Dil araştırmalarının tarihi, felsefeyle başlar. Günümüzde de felsefenin etkili akımları dile yöneliktir. Filozofların dille ilgili çalışmaları, dilin sürekliliğine güçlü bir vurguyla 'dile dönüş' hareketi olarak nitelendirilmektedir.
Dilbilimin temeli de felsefe içerisinde doğup şekillenmiştir. Düşünceyle ilgili diğer bilimlerle birlikte dilbilim de, bütün gelişimi boyunca felsefeyle sıkı bağlarını korumuştur.
Biz, bu çalışma ile yolunu felsefeden ayıran dilbilimin, çok farklı bilim dalları ile ortak alanlar oluştururken, özünde var olan zengin felsefi geçmişe tekrar dönüp bakmasını istedik.
Bu çalışmada dil, dilbilim ve felsefe ilişkisi tarihi gelişim sürecinde ele alındı. Fakat bu, bir felsefe tarihi değildir. Bir dilbilim tarihi de değildir. Çalışmanın amacı, felsefe ile dilbilimin, ayrı ayrı dallar olarak gelişseler de ortak bir kökü, ortak bir geçmişi, ortak soruları olduğuna dikkat çekmektir. Bu kitapta, dili ve felsefeyi ortak olarak ilgilendiren, aynı zamanda onları birbirine bağlayan konular temel başlıklar altında toplandı, alt başlıklarla da konu yer yer Türkçe açısından belli yönleriyle ele alındı.

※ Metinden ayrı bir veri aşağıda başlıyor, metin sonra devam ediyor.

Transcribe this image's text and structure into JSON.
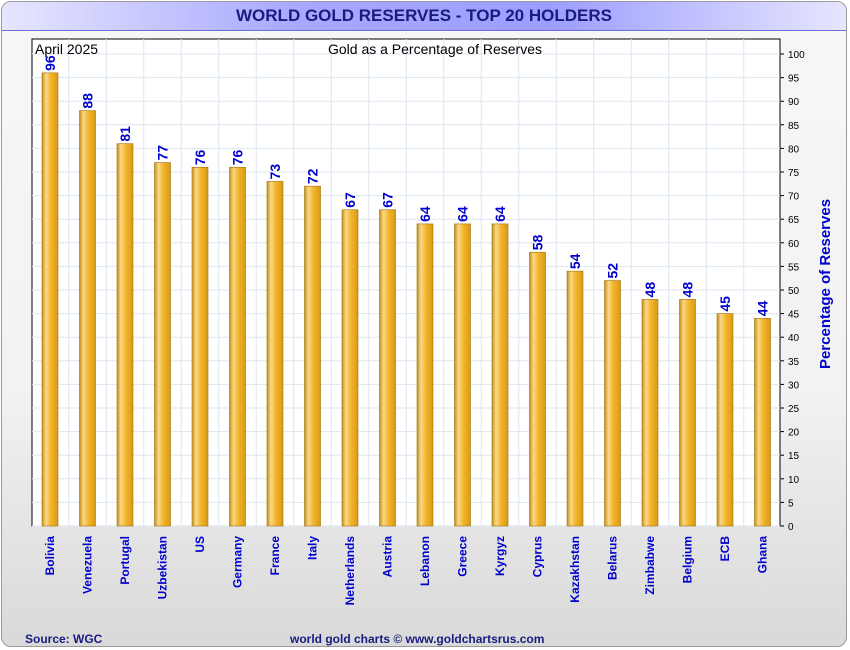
{
  "header": {
    "title": "WORLD GOLD RESERVES - TOP 20 HOLDERS"
  },
  "footer": {
    "source": "Source: WGC",
    "credit": "world gold charts © www.goldchartsrus.com"
  },
  "chart_data": {
    "type": "bar",
    "title": "Gold as a Percentage of Reserves",
    "date_label": "April 2025",
    "ylabel": "Percentage of Reserves",
    "ylim": [
      0,
      100
    ],
    "yticks": [
      0,
      5,
      10,
      15,
      20,
      25,
      30,
      35,
      40,
      45,
      50,
      55,
      60,
      65,
      70,
      75,
      80,
      85,
      90,
      95,
      100
    ],
    "y_axis_side": "right",
    "grid": true,
    "categories": [
      "Bolivia",
      "Venezuela",
      "Portugal",
      "Uzbekistan",
      "US",
      "Germany",
      "France",
      "Italy",
      "Netherlands",
      "Austria",
      "Lebanon",
      "Greece",
      "Kyrgyz",
      "Cyprus",
      "Kazakhstan",
      "Belarus",
      "Zimbabwe",
      "Belgium",
      "ECB",
      "Ghana"
    ],
    "values": [
      96,
      88,
      81,
      77,
      76,
      76,
      73,
      72,
      67,
      67,
      64,
      64,
      64,
      58,
      54,
      52,
      48,
      48,
      45,
      44
    ],
    "colors": {
      "bar": "#f5b52a",
      "label": "#0000cc",
      "title": "#1a1a80"
    }
  }
}
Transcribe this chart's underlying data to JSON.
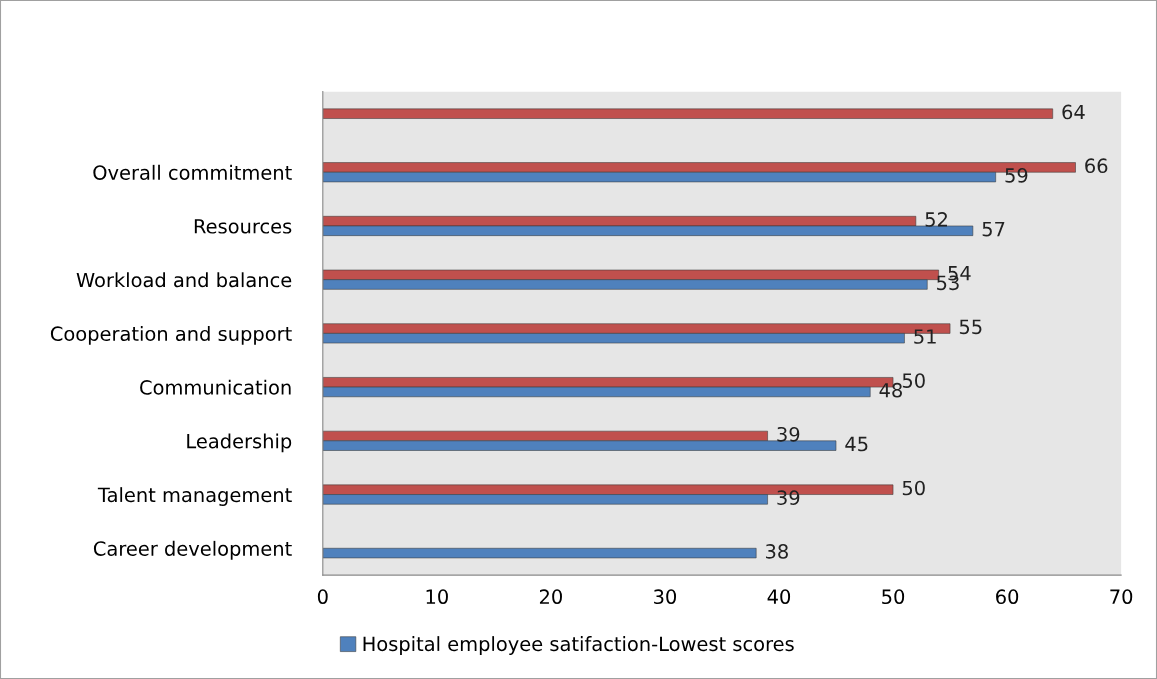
{
  "chart_data": {
    "type": "bar",
    "orientation": "horizontal",
    "categories": [
      null,
      "Overall commitment",
      "Resources",
      "Workload and balance",
      "Cooperation and support",
      "Communication",
      "Leadership",
      "Talent management",
      "Career development"
    ],
    "series": [
      {
        "color": "#c0504d",
        "values": [
          64,
          66,
          52,
          54,
          55,
          50,
          39,
          50,
          null
        ]
      },
      {
        "name": "Hospital employee satifaction-Lowest scores",
        "color": "#4f81bd",
        "values": [
          null,
          59,
          57,
          53,
          51,
          48,
          45,
          39,
          38
        ]
      }
    ],
    "xlim": [
      0,
      70
    ],
    "xticks": [
      0,
      10,
      20,
      30,
      40,
      50,
      60,
      70
    ],
    "data_labels": true,
    "grid": false,
    "legend": "bottom"
  }
}
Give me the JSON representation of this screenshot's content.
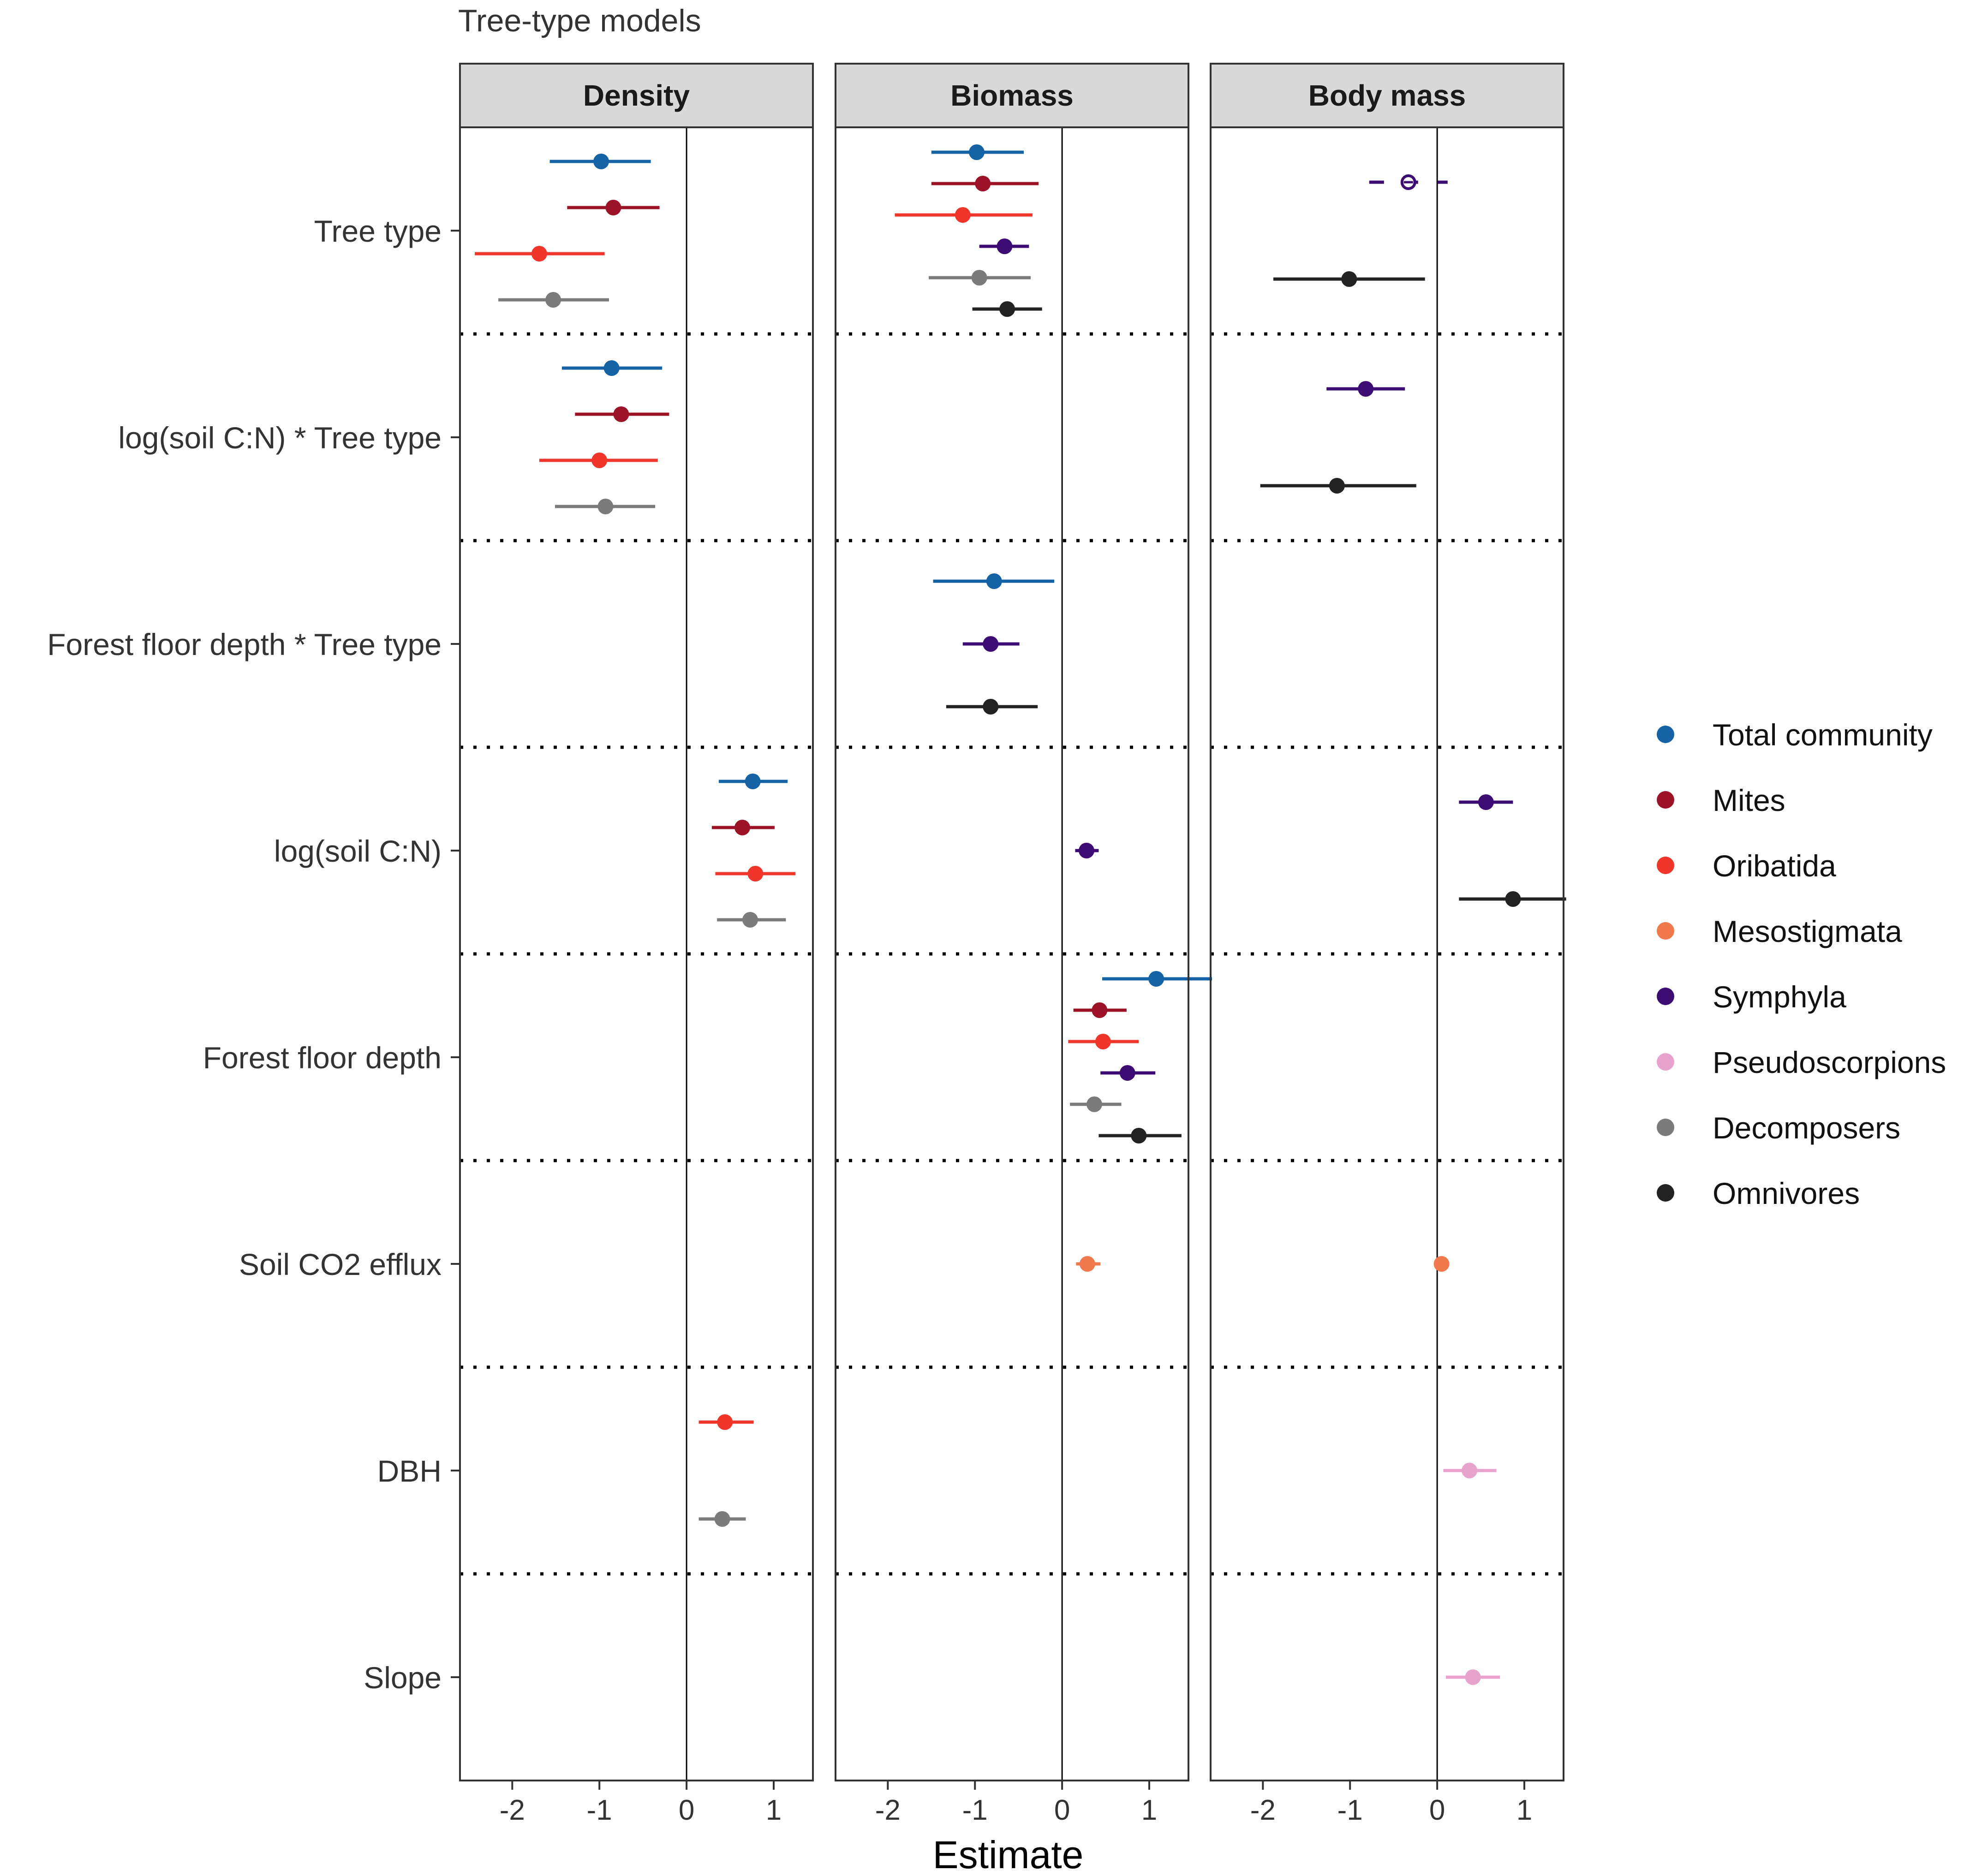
{
  "chart_data": {
    "type": "forest",
    "title": "Tree-type models",
    "xlabel": "Estimate",
    "xlim": [
      -2.6,
      1.45
    ],
    "xticks": [
      -2,
      -1,
      0,
      1
    ],
    "xtick_labels": [
      "-2",
      "-1",
      "0",
      "1"
    ],
    "terms": [
      "Tree type",
      "log(soil C:N) * Tree type",
      "Forest floor depth * Tree type",
      "log(soil C:N)",
      "Forest floor depth",
      "Soil CO2 efflux",
      "DBH",
      "Slope"
    ],
    "groups": [
      {
        "name": "Total community",
        "color": "#1563a4"
      },
      {
        "name": "Mites",
        "color": "#9c1327"
      },
      {
        "name": "Oribatida",
        "color": "#f0362b"
      },
      {
        "name": "Mesostigmata",
        "color": "#f07a4e"
      },
      {
        "name": "Symphyla",
        "color": "#3d0c73"
      },
      {
        "name": "Pseudoscorpions",
        "color": "#e8a3cd"
      },
      {
        "name": "Decomposers",
        "color": "#7b7b7b"
      },
      {
        "name": "Omnivores",
        "color": "#222222"
      }
    ],
    "panels": [
      {
        "name": "Density",
        "estimates": [
          {
            "term": 0,
            "group": "Total community",
            "est": -0.98,
            "lo": -1.57,
            "hi": -0.41
          },
          {
            "term": 0,
            "group": "Mites",
            "est": -0.84,
            "lo": -1.37,
            "hi": -0.31
          },
          {
            "term": 0,
            "group": "Oribatida",
            "est": -1.69,
            "lo": -2.43,
            "hi": -0.94
          },
          {
            "term": 0,
            "group": "Decomposers",
            "est": -1.53,
            "lo": -2.16,
            "hi": -0.89
          },
          {
            "term": 1,
            "group": "Total community",
            "est": -0.86,
            "lo": -1.43,
            "hi": -0.28
          },
          {
            "term": 1,
            "group": "Mites",
            "est": -0.75,
            "lo": -1.28,
            "hi": -0.2
          },
          {
            "term": 1,
            "group": "Oribatida",
            "est": -1.0,
            "lo": -1.69,
            "hi": -0.33
          },
          {
            "term": 1,
            "group": "Decomposers",
            "est": -0.93,
            "lo": -1.51,
            "hi": -0.36
          },
          {
            "term": 3,
            "group": "Total community",
            "est": 0.76,
            "lo": 0.37,
            "hi": 1.16
          },
          {
            "term": 3,
            "group": "Mites",
            "est": 0.64,
            "lo": 0.29,
            "hi": 1.01
          },
          {
            "term": 3,
            "group": "Oribatida",
            "est": 0.79,
            "lo": 0.33,
            "hi": 1.25
          },
          {
            "term": 3,
            "group": "Decomposers",
            "est": 0.73,
            "lo": 0.35,
            "hi": 1.14
          },
          {
            "term": 6,
            "group": "Oribatida",
            "est": 0.44,
            "lo": 0.14,
            "hi": 0.77
          },
          {
            "term": 6,
            "group": "Decomposers",
            "est": 0.41,
            "lo": 0.14,
            "hi": 0.68
          }
        ]
      },
      {
        "name": "Biomass",
        "estimates": [
          {
            "term": 0,
            "group": "Total community",
            "est": -0.98,
            "lo": -1.5,
            "hi": -0.44
          },
          {
            "term": 0,
            "group": "Mites",
            "est": -0.91,
            "lo": -1.5,
            "hi": -0.27
          },
          {
            "term": 0,
            "group": "Oribatida",
            "est": -1.14,
            "lo": -1.92,
            "hi": -0.34
          },
          {
            "term": 0,
            "group": "Symphyla",
            "est": -0.66,
            "lo": -0.95,
            "hi": -0.38
          },
          {
            "term": 0,
            "group": "Decomposers",
            "est": -0.95,
            "lo": -1.53,
            "hi": -0.36
          },
          {
            "term": 0,
            "group": "Omnivores",
            "est": -0.63,
            "lo": -1.03,
            "hi": -0.23
          },
          {
            "term": 2,
            "group": "Total community",
            "est": -0.78,
            "lo": -1.48,
            "hi": -0.09
          },
          {
            "term": 2,
            "group": "Symphyla",
            "est": -0.82,
            "lo": -1.14,
            "hi": -0.49
          },
          {
            "term": 2,
            "group": "Omnivores",
            "est": -0.82,
            "lo": -1.33,
            "hi": -0.28
          },
          {
            "term": 3,
            "group": "Symphyla",
            "est": 0.28,
            "lo": 0.15,
            "hi": 0.42
          },
          {
            "term": 4,
            "group": "Total community",
            "est": 1.08,
            "lo": 0.46,
            "hi": 1.72
          },
          {
            "term": 4,
            "group": "Mites",
            "est": 0.43,
            "lo": 0.13,
            "hi": 0.74
          },
          {
            "term": 4,
            "group": "Oribatida",
            "est": 0.47,
            "lo": 0.07,
            "hi": 0.88
          },
          {
            "term": 4,
            "group": "Symphyla",
            "est": 0.75,
            "lo": 0.44,
            "hi": 1.07
          },
          {
            "term": 4,
            "group": "Decomposers",
            "est": 0.37,
            "lo": 0.09,
            "hi": 0.68
          },
          {
            "term": 4,
            "group": "Omnivores",
            "est": 0.88,
            "lo": 0.42,
            "hi": 1.37
          },
          {
            "term": 5,
            "group": "Mesostigmata",
            "est": 0.29,
            "lo": 0.16,
            "hi": 0.44
          }
        ]
      },
      {
        "name": "Body mass",
        "estimates": [
          {
            "term": 0,
            "group": "Symphyla",
            "est": -0.33,
            "lo": -0.78,
            "hi": 0.12,
            "significant": false
          },
          {
            "term": 0,
            "group": "Omnivores",
            "est": -1.01,
            "lo": -1.88,
            "hi": -0.14
          },
          {
            "term": 1,
            "group": "Symphyla",
            "est": -0.82,
            "lo": -1.27,
            "hi": -0.37
          },
          {
            "term": 1,
            "group": "Omnivores",
            "est": -1.15,
            "lo": -2.03,
            "hi": -0.24
          },
          {
            "term": 3,
            "group": "Symphyla",
            "est": 0.56,
            "lo": 0.25,
            "hi": 0.87
          },
          {
            "term": 3,
            "group": "Omnivores",
            "est": 0.87,
            "lo": 0.25,
            "hi": 1.48
          },
          {
            "term": 5,
            "group": "Mesostigmata",
            "est": 0.05,
            "lo": 0.02,
            "hi": 0.08
          },
          {
            "term": 6,
            "group": "Pseudoscorpions",
            "est": 0.37,
            "lo": 0.07,
            "hi": 0.68
          },
          {
            "term": 7,
            "group": "Pseudoscorpions",
            "est": 0.41,
            "lo": 0.1,
            "hi": 0.72
          }
        ]
      }
    ]
  }
}
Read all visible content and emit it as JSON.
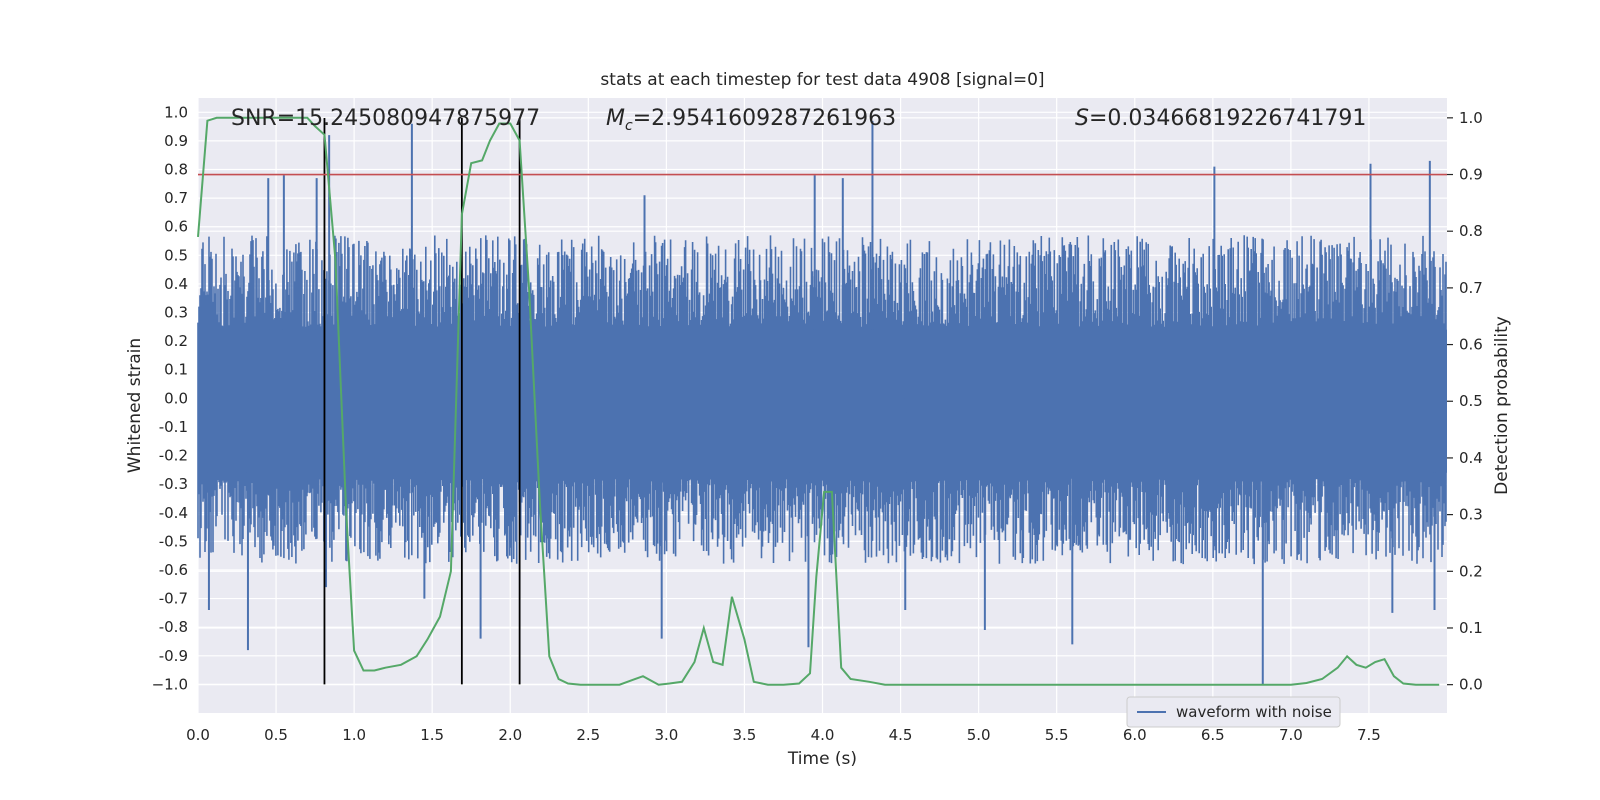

Dil ile ilgili felsefe tarihi boyunca ortaya konulan görüşler, dilin insan yaşamındaki rolü ve işlevi bakımından, araçsal dil yaklaşımı ve araçsal olmayan dil yaklaşımı bir arada gözden geçirildi. Dilin; duyguları, düşünceleri, ideleri ve tasarımları, yani içsel olanı ifade etme aracı olduğunu öne süren araçsal dil yaklaşımı ile dilin bir araç olarak ele alınamayacağını ve insan yaşamının dilden bağımsız olarak anlaşılamayacağını öne süren karşıt görüş, filozofların gözünden değerlendirildi. Fakat her altbölümde özellikle bir dilbilimci için yeni araştırma alanı oluşturabilecek düşüncelere yer verdik, her altbölümün sonunda da yine dilbilimsel bakış açısıyla ya soru ya da ekleme biçiminde bazı görüşlerimizi dile getirdik.
Biz, dünyayı yalnızca "insanın insan olarak, toplumun toplum olarak varoluşunun bir koşulu" olan bir dil aracılığıyla değil, bir DİL içerisinden de anlamak gerektiğini düşünüyoruz.